Leaders of the city’s Black Lives Matter movement on Wednesday threatened “riots” and “bloodshed” in the streets if Mayor-elect Eric Adams reverses the abolition of the NYPD’s controversial anti-crime units.

“If he thinks that they’re going to go back to the old ways of policing, then we are going to take to the streets again. There will be riots, there will be fire and there will be bloodshed because we believe in defending our people,” said Hawk Newsome, co-founder of a group known as Black Lives Matter of Greater New York, after a heated meeting with Adams in Brooklyn Borough Hall.

“So there is no way that he is going to let some Gestapo come in here and harm our people,” Newsome told the Daily News. “We pray for peace but … prepare for the worst.”

On the campaign trail this year, Adams drew ire from progressives by vowing to reinstate the anti-crime units, which were disbanded at the height of 2020′s Black Lives Matter protests amid allegations that they used heavy-handed tactics in African-American and Hispanic communities.

 

“We will shut the city down.

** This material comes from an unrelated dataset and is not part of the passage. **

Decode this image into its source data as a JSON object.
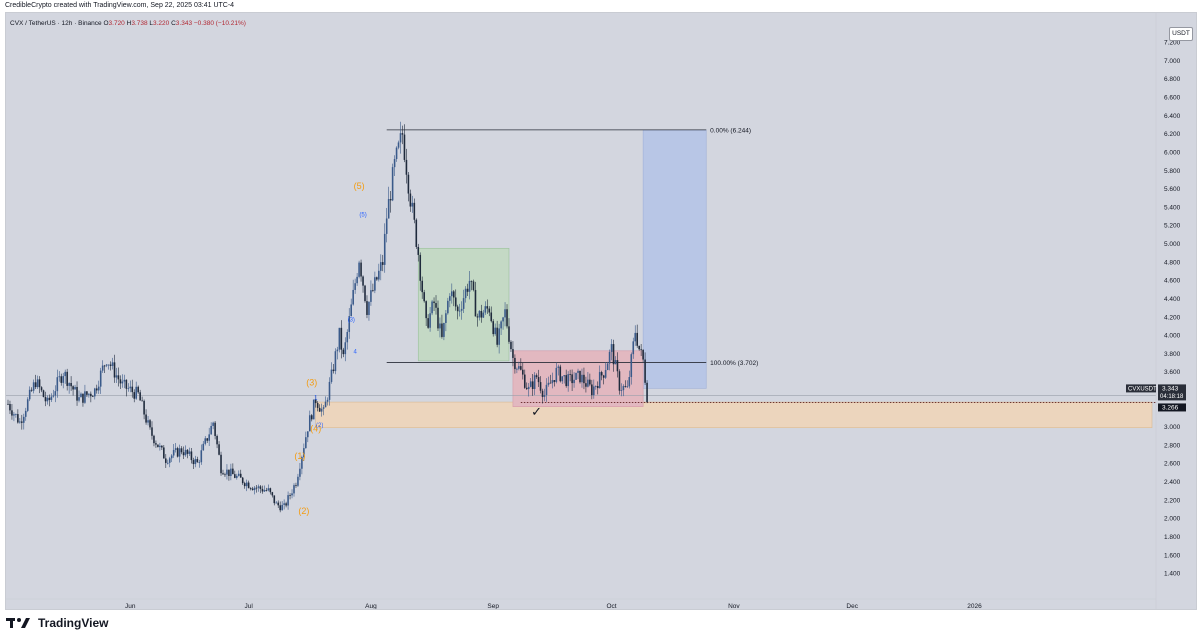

We will shut down City Hall, and we will give him hell and make it a nightmare,” Chivona Newsome, sister of Hawk Newsome and co-founder of the same BLM group, said after the sit-down with Adams.

During the meeting — which took place behind closed doors, but was livestreamed on Instagram by an attendee — Adams and the BLM activists got into a shouting match as they argued over police policies.

The incoming mayor erupted when Hawk Newsome told him his organization would hold him responsible for any future misconduct by NYPD officers.

Adams replied: “You’re on the ground: Stop the violence in my community. I’m holding you accountable.

“Don’t hold me accountable,” Adams went on. “Being the mayor, being the borough president, being the state senator — I put my body on the line for my community, so I’m not here for folks to come and say, ‘Eric, we’re gonna hold you accountable.’

“No, it’s us. We need to do this together.”

Adams’ finger-pointing prompted Chivona Newsome to interject: “You’re the mayor of New York! There’s only so much we can do.”

“I disagree,” Adams replied.

Chivona Newsome pressed on, telling Adams she believes public safety will improve if as mayor he creates better job, education and food programs.

“That’s a government issue,” she said.

But Adams wouldn’t have it and interrupted Newsome: “You need to be corrected. You need to be corrected based on what you’re saying. Don’t tell me, ‘I need to do this’ … say, ‘We need to do this.’”

Though Hawk and Chivona Newsome’s group uses the BLM moniker, the official Black Lives Matter Global Network distanced itself from them last year, saying in a statement that they have “no relation” to their operations.

Adams invited the Newsomes and their fellow activists to meet with him after they gathered outside Brooklyn Borough Hall for a small protest.

Nonetheless, the meeting left the activists furious, and Hawk Newsome said he heard nothing from Adams to suggest he will seek to fundamentally reform the NYPD.

Earlier in the meeting, a third activist, Dez Marrero, tried to elicit specifics from Adams on his plans for the police department, telling the soon-to-be mayor that he uses “the word ‘we’ a lot” without elaborating.

“We have been doing a lot to hold the NYPD accountable,” Marrero said. “What are you going to do to hold the NYPD accountable?”

Adams dismissed the question.

“Brother, I mean, have you been living under rock?” Adams said, adding he has been “fighting injustices” over the course of his decades-long career as an NYPD captain and a politician.

“The same things I’ve been doing over the past 35 years I’m going to continue to do, and maybe you should look at those things I have done.”

Chivona Newsome told The News after the meeting that she was personally offended by Adams’ way of speaking to her and her fellow activists.

“I don’t know if it was misogyny or ageism, but as the only woman in the room, as the co-founder of Black Lives Matter of Greater New York, Mayor-elect Adams thought it was best to correct me, and he wants to know how he can hold me accountable,” she said.

“We are holding him accountable whether he chooses to hold himself accountable or not.”